Superball'98 evolves from Partnerball'98, our joint NCSA-EVL entry to Alliance'98 where we premiered the DuoView I-desk technology and application. SB98 consists of three experiments in distributed viual supercomputing of graduated complexity.

Level 0: (virtual networking) Orlando
The NCSA portable Immersadesk equipped with hardware to accommodate the DuoView CAVE library (=DuoDesk) will demo a real-time interactive animation of a relativistic gravitational lens. Cast as an entertaining partnership game, the application simulates network latency and other difficulties typically encountered when calibrating a distributed, persistent virtual environment.

Recall that the simulation of a gravitatinal lens requires recomputation of the entire scene for each frame since it depends on the position of the tracked viewer, the moving mass and the geometry of the scene. It is thus a challenge to solve suitable approximations to Einstein's equations in real-time. The computational limitations of the deskside Onyx is made apparent and remote computational assistance becomes necessary.

Level 1: (CAVE-to-CAVE) Orlando - Urbana
A connection (of modest bandwidth) is established between the CAVE at the NCSA in Urbana and the DuoDesk at SC98. Colleagues at the NCSA CAVE have access to high performance parallel computation of gravitational scene distortions. The results of the computational experiment are first reviewed at NCSA, and if correct, a compressed abstraction is sent to Orlando, and reconstructed locally. This needs to fit whatever bandwidth we can support at the moment.

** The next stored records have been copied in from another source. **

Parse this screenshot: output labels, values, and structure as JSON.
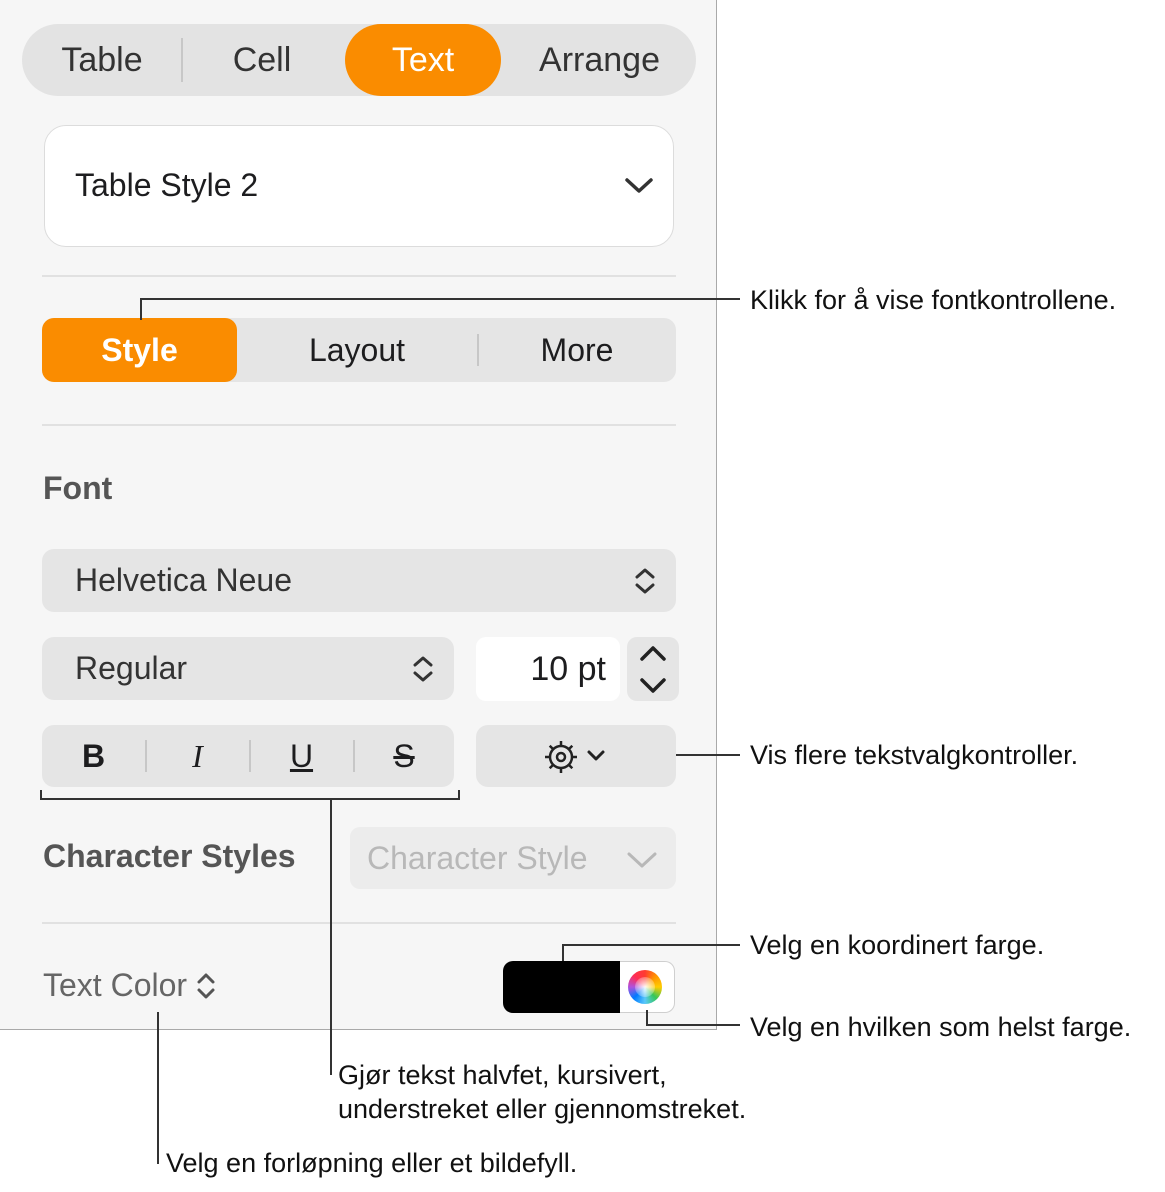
{
  "tabs": {
    "table": "Table",
    "cell": "Cell",
    "text": "Text",
    "arrange": "Arrange"
  },
  "paragraph_style": "Table Style 2",
  "subtabs": {
    "style": "Style",
    "layout": "Layout",
    "more": "More"
  },
  "font": {
    "section_title": "Font",
    "family": "Helvetica Neue",
    "typeface": "Regular",
    "size": "10 pt",
    "bold": "B",
    "italic": "I",
    "underline": "U",
    "strikethrough": "S"
  },
  "character_styles": {
    "label": "Character Styles",
    "placeholder": "Character Style"
  },
  "text_color": {
    "label": "Text Color",
    "swatch_color": "#000000"
  },
  "colors": {
    "accent": "#fa8c00"
  },
  "callouts": {
    "font_controls": "Klikk for å vise fontkontrollene.",
    "more_options": "Vis flere tekstvalgkontroller.",
    "coordinated_color": "Velg en koordinert farge.",
    "any_color": "Velg en hvilken som helst farge.",
    "format_line1": "Gjør tekst halvfet, kursivert,",
    "format_line2": "understreket eller gjennomstreket.",
    "gradient": "Velg en forløpning eller et bildefyll."
  }
}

Level 2: (Multi CAVE) Orlando - Urbana - Ballston - ...
We hope it will be possible for a third party to at least kibitz this scientific interaction, to participate orally, and to see "instant replays" in smooth animation.

Rationale:
In the near future, scientists, engineers and marketers, who are "on the road" with demanding VR displays, but with limited computational power, and uncertain network reliability, will wish to connect to home base and request concurrent (re)computation at the level of visual supercomputing. The home base will also be a VR display for the participation of colleagues not on the road. Third parties, such as funding agencies, board rooms, may wish to look into this exchange without degrading performance by requiring full participation.